Now, if you were in the above hypothetical scenario, you might say "Hey maybe we shouldn't give out all those crazy loans, people are going crazy with all of this money, and it's kind of fucking everything up." And you would be right.

And so is the Federal Reserve.
tsjackson
·3 वर्ष पहले·discuss
Also, reducing spending is even slower than reducing taxes.

The vast majority of government spending is on Medicare, Social Security, Medicaid, and defense spending. Politically those are untouchable, mostly for good reasons - reducing any of them will result in people literally dying.
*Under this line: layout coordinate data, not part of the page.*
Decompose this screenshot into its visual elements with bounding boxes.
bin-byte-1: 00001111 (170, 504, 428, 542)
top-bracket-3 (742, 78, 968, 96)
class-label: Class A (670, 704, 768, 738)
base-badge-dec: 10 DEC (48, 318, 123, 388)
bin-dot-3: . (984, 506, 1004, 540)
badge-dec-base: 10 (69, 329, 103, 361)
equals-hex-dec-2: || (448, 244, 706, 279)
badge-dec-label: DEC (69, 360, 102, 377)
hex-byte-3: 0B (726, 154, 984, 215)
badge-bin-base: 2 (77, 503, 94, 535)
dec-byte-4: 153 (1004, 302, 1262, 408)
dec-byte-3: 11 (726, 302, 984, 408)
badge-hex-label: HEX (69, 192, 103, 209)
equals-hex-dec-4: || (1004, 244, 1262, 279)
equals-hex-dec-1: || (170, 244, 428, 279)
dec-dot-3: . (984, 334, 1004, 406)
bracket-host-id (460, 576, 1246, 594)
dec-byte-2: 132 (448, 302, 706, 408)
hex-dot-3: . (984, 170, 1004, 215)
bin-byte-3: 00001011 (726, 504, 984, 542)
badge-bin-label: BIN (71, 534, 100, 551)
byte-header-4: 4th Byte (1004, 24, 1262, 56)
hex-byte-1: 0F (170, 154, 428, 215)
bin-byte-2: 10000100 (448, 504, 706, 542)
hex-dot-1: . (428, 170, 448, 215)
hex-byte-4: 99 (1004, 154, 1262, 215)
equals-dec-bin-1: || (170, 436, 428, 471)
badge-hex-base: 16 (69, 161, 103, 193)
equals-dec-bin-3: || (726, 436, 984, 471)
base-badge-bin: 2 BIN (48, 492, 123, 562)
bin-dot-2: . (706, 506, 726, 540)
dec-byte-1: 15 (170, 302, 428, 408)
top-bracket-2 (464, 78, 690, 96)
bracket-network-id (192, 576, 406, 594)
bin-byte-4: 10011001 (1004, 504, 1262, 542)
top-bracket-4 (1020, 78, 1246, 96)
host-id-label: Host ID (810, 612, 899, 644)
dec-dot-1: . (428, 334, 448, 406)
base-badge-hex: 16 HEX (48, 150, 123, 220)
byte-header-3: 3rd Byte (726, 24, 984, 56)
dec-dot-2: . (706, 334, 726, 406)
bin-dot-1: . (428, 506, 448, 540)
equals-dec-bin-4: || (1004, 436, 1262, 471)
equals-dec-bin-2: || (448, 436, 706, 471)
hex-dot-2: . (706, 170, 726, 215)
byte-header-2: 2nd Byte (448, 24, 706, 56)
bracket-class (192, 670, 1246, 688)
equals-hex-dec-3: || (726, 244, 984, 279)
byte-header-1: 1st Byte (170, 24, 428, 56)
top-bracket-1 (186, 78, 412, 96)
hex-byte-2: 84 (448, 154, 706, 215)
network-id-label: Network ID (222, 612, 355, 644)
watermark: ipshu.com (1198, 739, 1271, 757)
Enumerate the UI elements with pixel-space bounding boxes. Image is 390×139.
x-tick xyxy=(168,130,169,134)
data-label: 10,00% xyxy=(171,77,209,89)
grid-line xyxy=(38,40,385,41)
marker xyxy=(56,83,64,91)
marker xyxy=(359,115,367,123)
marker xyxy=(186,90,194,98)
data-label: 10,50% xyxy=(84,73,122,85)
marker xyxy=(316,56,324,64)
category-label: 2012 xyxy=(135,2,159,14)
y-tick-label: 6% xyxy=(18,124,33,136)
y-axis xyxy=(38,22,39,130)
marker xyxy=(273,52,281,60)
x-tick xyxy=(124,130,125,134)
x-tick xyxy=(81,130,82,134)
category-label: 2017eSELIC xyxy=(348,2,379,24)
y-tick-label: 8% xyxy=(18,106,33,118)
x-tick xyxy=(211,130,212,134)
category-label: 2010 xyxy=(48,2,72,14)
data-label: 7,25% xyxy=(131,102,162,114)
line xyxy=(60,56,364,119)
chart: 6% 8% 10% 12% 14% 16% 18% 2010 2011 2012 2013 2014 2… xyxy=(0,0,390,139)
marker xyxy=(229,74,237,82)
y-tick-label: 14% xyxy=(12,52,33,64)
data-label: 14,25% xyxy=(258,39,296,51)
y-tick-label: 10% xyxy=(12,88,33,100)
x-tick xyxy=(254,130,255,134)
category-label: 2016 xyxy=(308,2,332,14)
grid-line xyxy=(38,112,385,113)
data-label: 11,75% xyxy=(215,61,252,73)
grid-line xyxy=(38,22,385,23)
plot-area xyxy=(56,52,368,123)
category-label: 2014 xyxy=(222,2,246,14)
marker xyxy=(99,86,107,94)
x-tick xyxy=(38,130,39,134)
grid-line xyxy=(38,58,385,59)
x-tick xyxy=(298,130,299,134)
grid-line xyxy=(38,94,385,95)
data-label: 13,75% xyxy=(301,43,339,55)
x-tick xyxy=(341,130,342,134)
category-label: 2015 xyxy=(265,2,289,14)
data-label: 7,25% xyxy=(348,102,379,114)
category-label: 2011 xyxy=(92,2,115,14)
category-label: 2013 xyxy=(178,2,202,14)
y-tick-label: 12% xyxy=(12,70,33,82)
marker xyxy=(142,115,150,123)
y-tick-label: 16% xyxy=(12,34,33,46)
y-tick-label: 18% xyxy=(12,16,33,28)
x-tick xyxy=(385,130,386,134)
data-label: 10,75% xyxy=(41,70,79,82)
The vast majority of what's left is hugely impactful high ROI activities like scientific research, infrastructure projects, and other basic good governance activities.
tsjackson
·3 वर्ष पहले·discuss
Too slow. While I fully agree that taxes have gotten out of whack and should be raised, raising taxes would have an impact a year from now (way too slow of timeframe to manage inflation). Additionally, practically speaking, the government would have one shot and no realistic way to quickly correct if they raised taxes too much or too little. Finally, there's so much uncertainty in the market when major political decisions like that are afoot, that you risk doing harm just from the perception.

The fed has the power to act quickly. They raised rates a little on almost a monthly basis last year. Each was a little experiment. If they raised them too much, they could reduce them the next month. If they raised them too little to fully counter inflation, they could continue raising them.

Finally, the issue isn't getting "money" out of the system - it's getting purchasing power out of the system - reducing demand. And most people are buying 5-20% of houses, banks are buying the rest. Most large businesses aren't paying cash reserves to pay employees, they're using debt to pay those salaries.
tsjackson
·3 वर्ष पहले·discuss
Lots of smoke in the comments here. The Fed is doing what needs to create relative stability. Uncomfortable, but real. Demand is outstripping supply and prices are going up. The least painful option is raising interest rates. Alternatives are hyperinflation, (very bad), or various price fixing schemes (which have literally never worked despite many attempts and are even worse in the ultimate outcomes). There are lots of reasons why this is happening, and none of them are related to a "fake economy:"

People and businesses came out of lockdown with saved money and basically free loans burning holes in their pocket which caused a spike in demand (Least important, probably no longer an issue)

Businesses came out of lockdown with a diminished staff and a ton of new uncertainty (much more important, takes a while to recover for some businesses that are planning production multiple YEARS in advance).

Deglobalization/ U.S. national re-industrialization, started by Trump, continued with Biden, which will increase prices on pretty much everything. This is both a reasonable response to the issue, and makes the issue worse in the short term.

There's a hot war with a major energy producer, Russia, which will increase prices for every product where energy is an input (almost every product).

The biggest manufacturer in the world, China, has randomly been shutting down factories and whole metropolises for weeks at a time for the last several years. We just got a correction in this regard, but it will take time for the supply side of the equation to ramp back up, especially given all of the moving parts and uncertainty outlined above.

Bottom line - lean supply chains function well when everything is stable for a longish period of time and it looks like it will continue to be for a longish period of time. In unstable/uncertain environments, supply chains break down, and supply can't keep up with demand, and the government can't keep handing out free money without causing prices to hyperinflate.